AAA-PBP hoping for speaking rights after General Election's 'political earthquake'

Barry Lennon

Paul Murphy celebrates after being elected at the Citywest count centre. Photo: C’O’Riordan
Paul Murphy celebrates after being elected at the Citywest count centre. Photo: C’O’Riordan

The Anti-Austerity Alliance- People Before Profit grouping is a renewed force in Irish politics after almost doubling its support in Dáil Éireann over the weekend.

Paul Murphy hopes to gain the "magic number of seven" TDs, which will earn his party speaking rights.

"It means having the same amount of speaking time as Sinn Féin and Fianna Fáil had in this Dáil," he said.

The party will walk into Leinster House with at least two new deputies.

Mr Murphy claimed AAA-PBP's success will lead to "the end of the two-and-a-half party system" after winning his seat in Dublin South West.

Mr Murphy described the result of the General Election as "a political earthquake", and a sign that the "system was breaking down".

"In the context of Fine Gael and Fianna Fáil and Labour combined in a General Election being on 53-54pc... Things are changing extremely quickly in politics, if Fianna Fáil and Fine Gael are forced together, which is possible, huge political changes, more political changes can happen," he said.

Mr Murphy did not rule out sharing power with Sinn Féin and other left-wing parties.

Meanwhile, Ruth Coppinger made a renewed pledge to get anti-abortion laws repealed within three months, following her election in the Dublin South West constituency.

With the exception of Labour, other parties have not taken a firm stance on the issue.

"I think that will be a major pressure on the established parties to recognise people want to repeal the Eighth [the constitutional ban]," Ms Coppinger said.

Fight

Ms Coppinger was in a fight for the last two seats with Labour leader Joan Burton over the weekend.

However, the Government party did not perform well in other parts of the county - often as the result of AAA-PBP's surge in popularity.

Mick Barry claimed his first General Election victory in Cork North Central, which cost Labour's Junior Minister Kathleen Lynch her seat.

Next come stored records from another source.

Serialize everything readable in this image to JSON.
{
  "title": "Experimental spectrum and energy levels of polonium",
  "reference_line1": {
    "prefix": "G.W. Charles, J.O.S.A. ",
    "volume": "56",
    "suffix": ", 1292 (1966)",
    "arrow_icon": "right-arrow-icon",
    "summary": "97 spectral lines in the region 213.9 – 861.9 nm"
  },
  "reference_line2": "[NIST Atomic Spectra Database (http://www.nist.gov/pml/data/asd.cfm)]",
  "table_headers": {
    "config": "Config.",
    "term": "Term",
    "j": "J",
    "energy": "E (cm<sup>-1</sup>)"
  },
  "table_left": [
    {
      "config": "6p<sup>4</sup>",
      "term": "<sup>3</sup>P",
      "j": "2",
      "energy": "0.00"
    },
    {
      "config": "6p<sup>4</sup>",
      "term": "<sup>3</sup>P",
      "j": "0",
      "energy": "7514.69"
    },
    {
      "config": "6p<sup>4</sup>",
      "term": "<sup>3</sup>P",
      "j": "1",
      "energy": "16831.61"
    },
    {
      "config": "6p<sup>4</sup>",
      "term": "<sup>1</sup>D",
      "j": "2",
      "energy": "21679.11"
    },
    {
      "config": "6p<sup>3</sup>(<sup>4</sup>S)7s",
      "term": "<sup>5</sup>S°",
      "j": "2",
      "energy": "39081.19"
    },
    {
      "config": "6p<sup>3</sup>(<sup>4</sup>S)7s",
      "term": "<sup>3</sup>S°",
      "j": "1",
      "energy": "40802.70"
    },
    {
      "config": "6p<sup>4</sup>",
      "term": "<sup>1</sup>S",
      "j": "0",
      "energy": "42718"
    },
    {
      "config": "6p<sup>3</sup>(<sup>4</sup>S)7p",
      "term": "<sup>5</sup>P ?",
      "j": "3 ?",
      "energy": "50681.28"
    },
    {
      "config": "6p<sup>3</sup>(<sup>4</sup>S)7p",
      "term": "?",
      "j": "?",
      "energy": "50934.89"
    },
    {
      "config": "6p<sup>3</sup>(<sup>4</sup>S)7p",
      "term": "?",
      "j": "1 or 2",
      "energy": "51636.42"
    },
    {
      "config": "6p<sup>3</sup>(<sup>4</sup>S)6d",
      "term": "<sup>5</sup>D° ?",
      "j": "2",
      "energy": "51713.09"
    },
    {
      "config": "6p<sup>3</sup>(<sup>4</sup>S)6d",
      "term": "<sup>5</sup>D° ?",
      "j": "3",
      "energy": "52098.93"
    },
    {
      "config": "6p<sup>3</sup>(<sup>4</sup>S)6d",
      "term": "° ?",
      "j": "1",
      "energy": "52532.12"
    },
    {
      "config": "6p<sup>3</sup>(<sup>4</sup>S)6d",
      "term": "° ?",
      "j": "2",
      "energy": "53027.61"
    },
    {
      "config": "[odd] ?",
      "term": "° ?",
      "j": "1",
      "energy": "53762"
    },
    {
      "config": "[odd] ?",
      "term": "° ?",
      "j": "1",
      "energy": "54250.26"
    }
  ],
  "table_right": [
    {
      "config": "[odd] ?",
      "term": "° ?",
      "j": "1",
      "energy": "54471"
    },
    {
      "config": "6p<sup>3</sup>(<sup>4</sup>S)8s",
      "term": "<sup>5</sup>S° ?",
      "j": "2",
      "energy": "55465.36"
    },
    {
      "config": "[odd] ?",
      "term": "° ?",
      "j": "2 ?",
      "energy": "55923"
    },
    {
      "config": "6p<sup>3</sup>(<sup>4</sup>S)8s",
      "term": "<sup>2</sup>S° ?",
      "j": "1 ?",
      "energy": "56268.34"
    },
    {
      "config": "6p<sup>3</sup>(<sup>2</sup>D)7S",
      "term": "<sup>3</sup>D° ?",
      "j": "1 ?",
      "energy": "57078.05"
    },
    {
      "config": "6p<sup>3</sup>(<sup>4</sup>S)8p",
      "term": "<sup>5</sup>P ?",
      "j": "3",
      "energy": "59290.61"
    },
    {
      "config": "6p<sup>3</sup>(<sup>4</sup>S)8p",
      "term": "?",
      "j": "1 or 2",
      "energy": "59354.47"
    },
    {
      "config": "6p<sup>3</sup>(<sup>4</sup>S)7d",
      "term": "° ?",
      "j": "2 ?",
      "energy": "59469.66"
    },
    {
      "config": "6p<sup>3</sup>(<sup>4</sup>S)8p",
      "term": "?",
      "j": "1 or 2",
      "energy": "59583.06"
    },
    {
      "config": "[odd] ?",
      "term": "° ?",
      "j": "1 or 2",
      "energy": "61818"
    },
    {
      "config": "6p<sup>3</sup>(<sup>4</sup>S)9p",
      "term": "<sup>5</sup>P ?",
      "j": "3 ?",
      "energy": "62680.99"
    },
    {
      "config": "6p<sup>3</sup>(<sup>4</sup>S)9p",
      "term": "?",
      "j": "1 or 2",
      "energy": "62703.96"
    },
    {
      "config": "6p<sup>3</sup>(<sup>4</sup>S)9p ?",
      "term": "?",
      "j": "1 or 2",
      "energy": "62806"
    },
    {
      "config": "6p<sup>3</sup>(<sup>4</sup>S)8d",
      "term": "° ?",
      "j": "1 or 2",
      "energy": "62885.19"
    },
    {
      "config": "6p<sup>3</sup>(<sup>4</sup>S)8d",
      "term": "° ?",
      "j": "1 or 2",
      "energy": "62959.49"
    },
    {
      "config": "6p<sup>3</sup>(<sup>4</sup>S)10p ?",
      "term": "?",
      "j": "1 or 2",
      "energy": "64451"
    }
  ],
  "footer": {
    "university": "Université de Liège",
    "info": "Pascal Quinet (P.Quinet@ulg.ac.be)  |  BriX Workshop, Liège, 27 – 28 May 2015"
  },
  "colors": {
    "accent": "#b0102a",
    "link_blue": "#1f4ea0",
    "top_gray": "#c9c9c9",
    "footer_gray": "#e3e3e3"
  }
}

Mr Barry said that he was delighted to take the seat - he first ran for the Dáil in 2002.

He added that he hoped he could be part of a Coalition that could bring in "anti-capitalist measures".

"If the numbers don't stack up for that, we will provide a radical opposition alternative," he said.

Mr Barry will be joined by first-timer Gino Kenny of Dublin South West, and the party is hoping for two more seats as counting continues today.

Elsewhere, re-elected TD Richard Boyd-Barrett hit out at Fine Gael, saying its bad result was from voters who "didn't feel the recovery".